You Should Make Handheld Salad Bites With Endive

You Should Make Handheld Salad Bites With Endive

You Should Make Handheld Salad Bites With Endive-url

We are quickly approaching holiday gathering season, and gatherings call for foods that can be held in the hand. Ideal party foods are a few bites at most, require no utensils, and are fairly self-contained. Salad is not a great party food, but salad bites are an excellent party food.

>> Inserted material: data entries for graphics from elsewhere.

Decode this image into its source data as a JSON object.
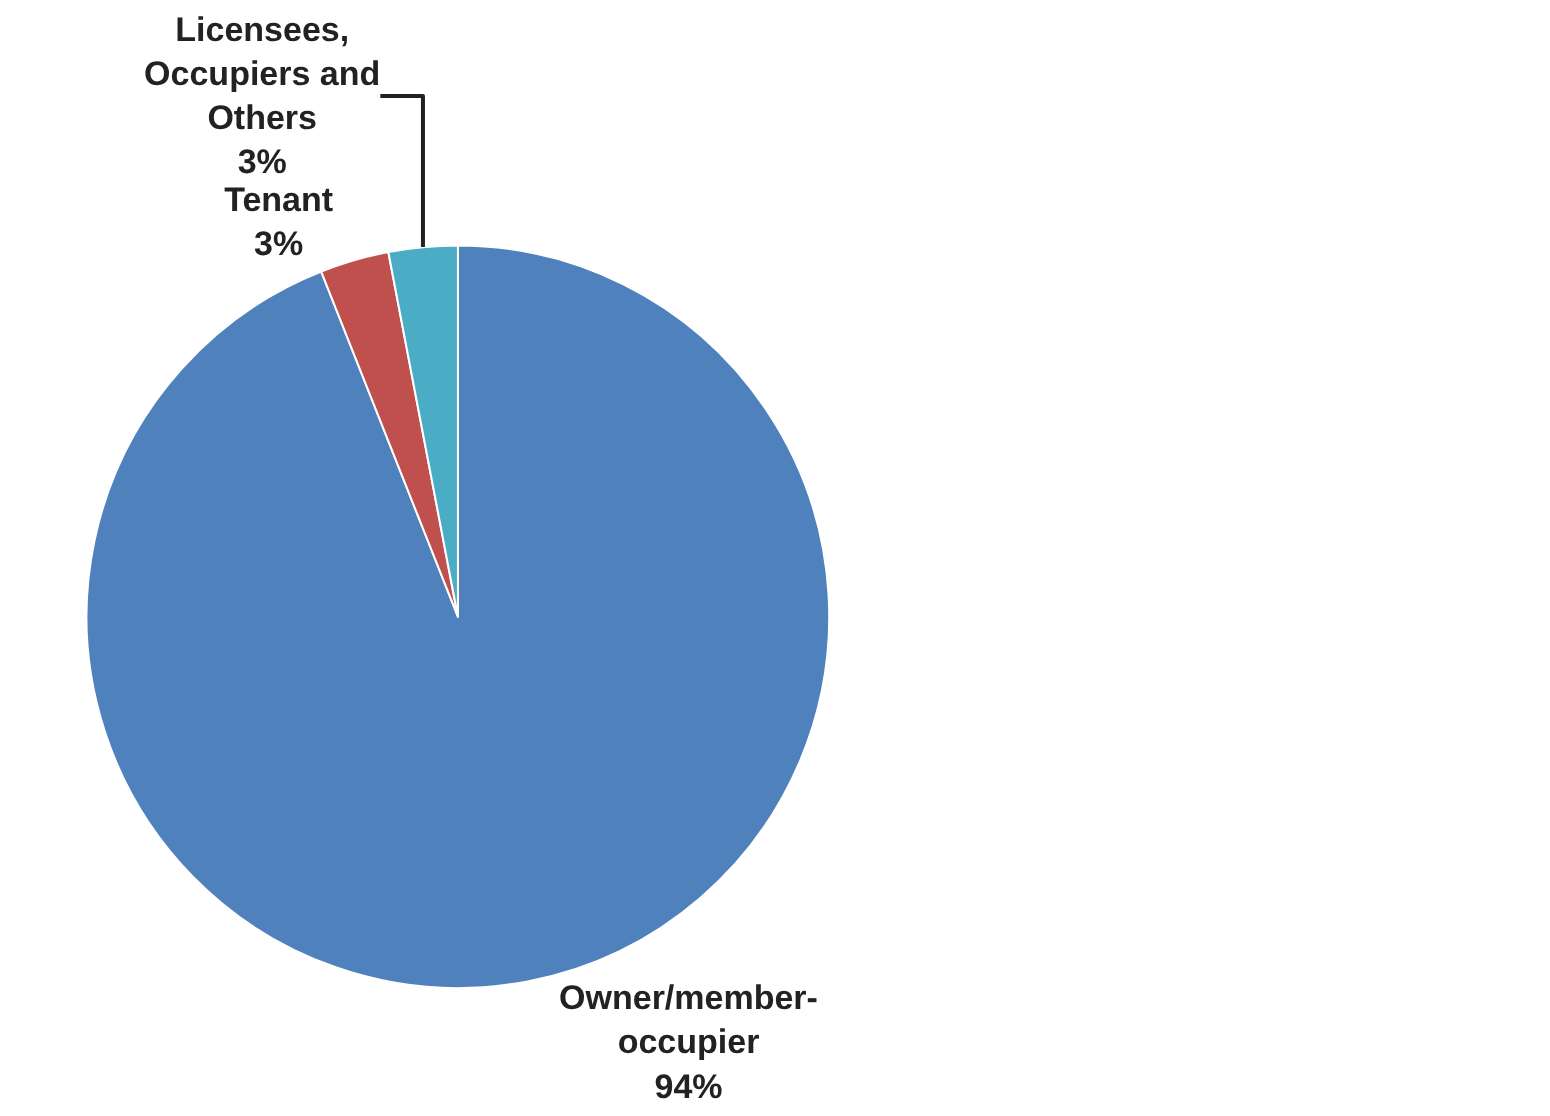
{
  "chart_data": {
    "type": "pie",
    "categories": [
      "Owner/member-occupier",
      "Tenant",
      "Licensees, Occupiers and Others"
    ],
    "values": [
      94,
      3,
      3
    ],
    "value_labels": [
      "94%",
      "3%",
      "3%"
    ],
    "colors": [
      "#4f81bd",
      "#c0504d",
      "#4bacc6"
    ],
    "legend": false
  }
}
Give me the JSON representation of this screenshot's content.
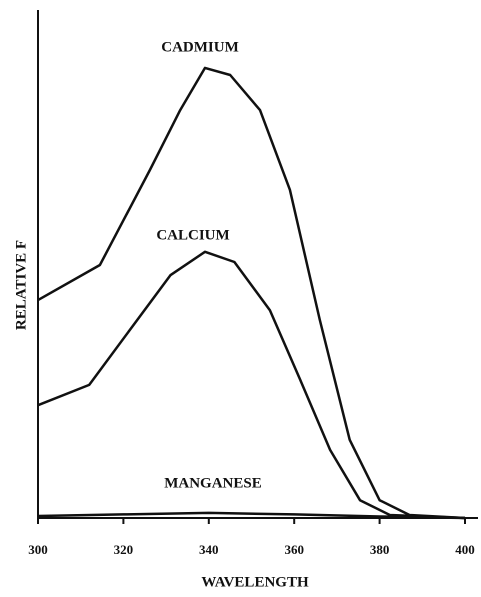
{
  "chart_data": {
    "type": "line",
    "xlabel": "WAVELENGTH",
    "ylabel": "RELATIVE F",
    "xlim": [
      300,
      400
    ],
    "xticks": [
      300,
      320,
      340,
      360,
      380,
      400
    ],
    "ylim": [
      0,
      100
    ],
    "series": [
      {
        "name": "CADMIUM",
        "color": "#111111",
        "x": [
          300,
          314.5,
          326.2,
          333.3,
          339.1,
          345,
          352,
          359,
          366,
          373,
          380,
          387,
          400
        ],
        "values": [
          42.9,
          49.8,
          68.5,
          80.3,
          88.6,
          87.2,
          80.3,
          64.6,
          39,
          15.4,
          3.5,
          0.6,
          0
        ]
      },
      {
        "name": "CALCIUM",
        "color": "#111111",
        "x": [
          300,
          312,
          321.5,
          331,
          339.1,
          346,
          354.3,
          361.4,
          368.4,
          375.4,
          382.4,
          400
        ],
        "values": [
          22.2,
          26.2,
          37,
          47.8,
          52.4,
          50.4,
          40.9,
          27.2,
          13.4,
          3.5,
          0.6,
          0
        ]
      },
      {
        "name": "MANGANESE",
        "color": "#111111",
        "x": [
          300,
          320,
          340,
          360,
          380,
          400
        ],
        "values": [
          0.4,
          0.7,
          1,
          0.7,
          0.3,
          0
        ]
      }
    ]
  }
}
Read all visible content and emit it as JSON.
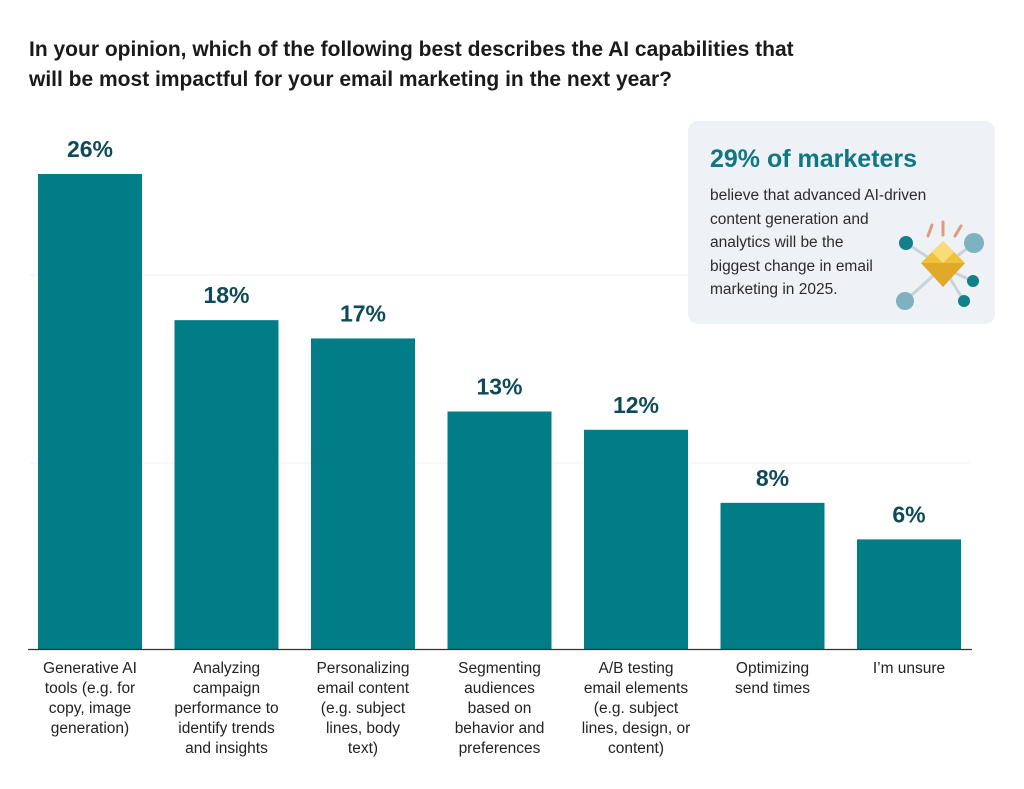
{
  "title_lines": [
    "In your opinion, which of the following best describes the AI capabilities that",
    "will be most impactful for your email marketing in the next year?"
  ],
  "callout": {
    "headline": "29% of marketers",
    "body_lines": [
      "believe that advanced AI-driven",
      "content generation and",
      "analytics will be the",
      "biggest change in email",
      "marketing in 2025."
    ],
    "icon": "ai-network-diamond-icon"
  },
  "colors": {
    "bar": "#007d87",
    "value_label": "#0e4a57",
    "callout_bg": "#eef2f6",
    "accent": "#0f7782"
  },
  "chart_data": {
    "type": "bar",
    "title": "In your opinion, which of the following best describes the AI capabilities that will be most impactful for your email marketing in the next year?",
    "categories": [
      [
        "Generative AI",
        "tools (e.g. for",
        "copy, image",
        "generation)"
      ],
      [
        "Analyzing",
        "campaign",
        "performance to",
        "identify trends",
        "and insights"
      ],
      [
        "Personalizing",
        "email content",
        "(e.g. subject",
        "lines, body",
        "text)"
      ],
      [
        "Segmenting",
        "audiences",
        "based on",
        "behavior and",
        "preferences"
      ],
      [
        "A/B testing",
        "email elements",
        "(e.g. subject",
        "lines, design, or",
        "content)"
      ],
      [
        "Optimizing",
        "send times"
      ],
      [
        "I’m unsure"
      ]
    ],
    "values": [
      26,
      18,
      17,
      13,
      12,
      8,
      6
    ],
    "value_labels": [
      "26%",
      "18%",
      "17%",
      "13%",
      "12%",
      "8%",
      "6%"
    ],
    "unit": "%",
    "ylim": [
      0,
      26
    ],
    "xlabel": "",
    "ylabel": "",
    "grid": true
  }
}
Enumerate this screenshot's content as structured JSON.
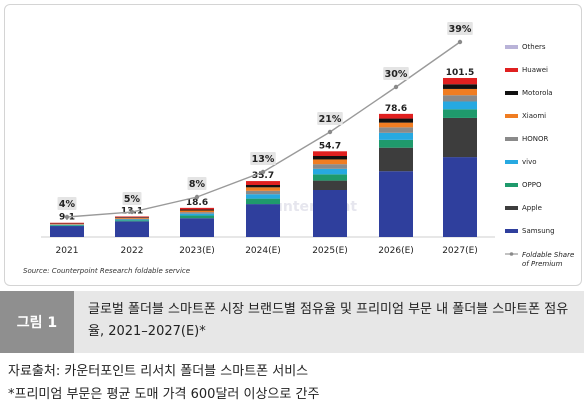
{
  "caption": {
    "figure_label": "그림 1",
    "text": "글로벌 폴더블 스마트폰 시장 브랜드별 점유율 및 프리미엄 부문 내 폴더블 스마트폰 점유율, 2021–2027(E)*"
  },
  "notes": {
    "source": "자료출처: 카운터포인트 리서치 폴더블 스마트폰 서비스",
    "premium": "*프리미엄 부문은 평균 도매 가격 600달러 이상으로 간주"
  },
  "chart_data": {
    "type": "bar",
    "stacked": true,
    "categories": [
      "2021",
      "2022",
      "2023(E)",
      "2024(E)",
      "2025(E)",
      "2026(E)",
      "2027(E)"
    ],
    "totals": [
      9.1,
      13.1,
      18.6,
      35.7,
      54.7,
      78.6,
      101.5
    ],
    "totals_labels": [
      "9.1",
      "13.1",
      "18.6",
      "35.7",
      "54.7",
      "78.6",
      "101.5"
    ],
    "ylim": [
      0,
      120
    ],
    "series": [
      {
        "name": "Samsung",
        "color": "#2f3f9d",
        "values": [
          7.0,
          10.0,
          12.0,
          21.0,
          30.0,
          42.0,
          51.0
        ]
      },
      {
        "name": "Apple",
        "color": "#3d3d3d",
        "values": [
          0,
          0,
          0,
          0,
          6.0,
          15.0,
          25.0
        ]
      },
      {
        "name": "OPPO",
        "color": "#1f9a6c",
        "values": [
          0.5,
          0.7,
          1.7,
          3.5,
          4.0,
          5.0,
          5.5
        ]
      },
      {
        "name": "vivo",
        "color": "#27a9e1",
        "values": [
          0.3,
          0.5,
          1.2,
          2.8,
          3.5,
          4.5,
          5.0
        ]
      },
      {
        "name": "HONOR",
        "color": "#8a8a8a",
        "values": [
          0.3,
          0.5,
          1.0,
          2.2,
          3.0,
          3.5,
          4.0
        ]
      },
      {
        "name": "Xiaomi",
        "color": "#f07d22",
        "values": [
          0.3,
          0.5,
          1.0,
          2.2,
          3.0,
          3.0,
          4.0
        ]
      },
      {
        "name": "Motorola",
        "color": "#111111",
        "values": [
          0.2,
          0.4,
          0.7,
          1.5,
          2.2,
          2.6,
          3.0
        ]
      },
      {
        "name": "Huawei",
        "color": "#e02020",
        "values": [
          0.5,
          0.5,
          1.0,
          2.5,
          3.0,
          3.0,
          4.0
        ]
      },
      {
        "name": "Others",
        "color": "#b9b3d8",
        "values": [
          0,
          0,
          0,
          0,
          0,
          0,
          0
        ]
      }
    ],
    "line": {
      "name": "Foldable Share of Premium",
      "color": "#9a9a9a",
      "values": [
        4,
        5,
        8,
        13,
        21,
        30,
        39
      ],
      "labels": [
        "4%",
        "5%",
        "8%",
        "13%",
        "21%",
        "30%",
        "39%"
      ],
      "scale_max": 42
    },
    "source": "Source: Counterpoint Research foldable service",
    "watermark": "Counterpoint"
  }
}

As you know, most salads consist of a pile of greens with lots of other stuff. The other stuff is usually a few other vegetables, maybe a fruit, and often some meats and/or cheeses. The salad bite shifts the ratio of greens to other stuff in favor of the stuff, which is contained in an elegant, and surprisingly flavorful, little endive cup.

Raw endive, for the uninitiated, is crisp and bitter, making it the perfect foil for lots of fatty, salty, and sweet toppings. It provides so much “leafy” flavor, you simply do not need that many leaves. (A single leaf, in fact, is all you need.)

Turning a salad into a salad bite is easy. Pick your favorite salad—in my case, a wedge—and strike the lettuce part from the ingredients list. Mix all the other ingredients together in a bowl (with the dressing), then scoop the mixture into individual endive leaves. Done.

If you need salad inspiration, look to the classics. A cobb salad, a chicken caesar, a niçoise salad, even a panzanella—all of these would work beautifully. (In the case of panzanella, cut the bread into tiny croutons.) You can also stuff endive leaves with lettuce-free salads, like cucumber and tomato, noodle salad, or any of the deli classics (chicken, tuna, egg, etc.).

The only way you can mess up salad cups is by not chopping the fillings into small enough pieces. Large cucumber slices, for instance, can slide out of the cup if pulled by the teeth, robbing you of the experience of enjoying cucumber in each bite (and potentially ruining your nice shirt). Slice and dice your fillings into smallish pieces if possible, and make sure to mix them with dressing to give them some sticking power—handheld bites are only fun if you can eat them without spilling everything all over yourself.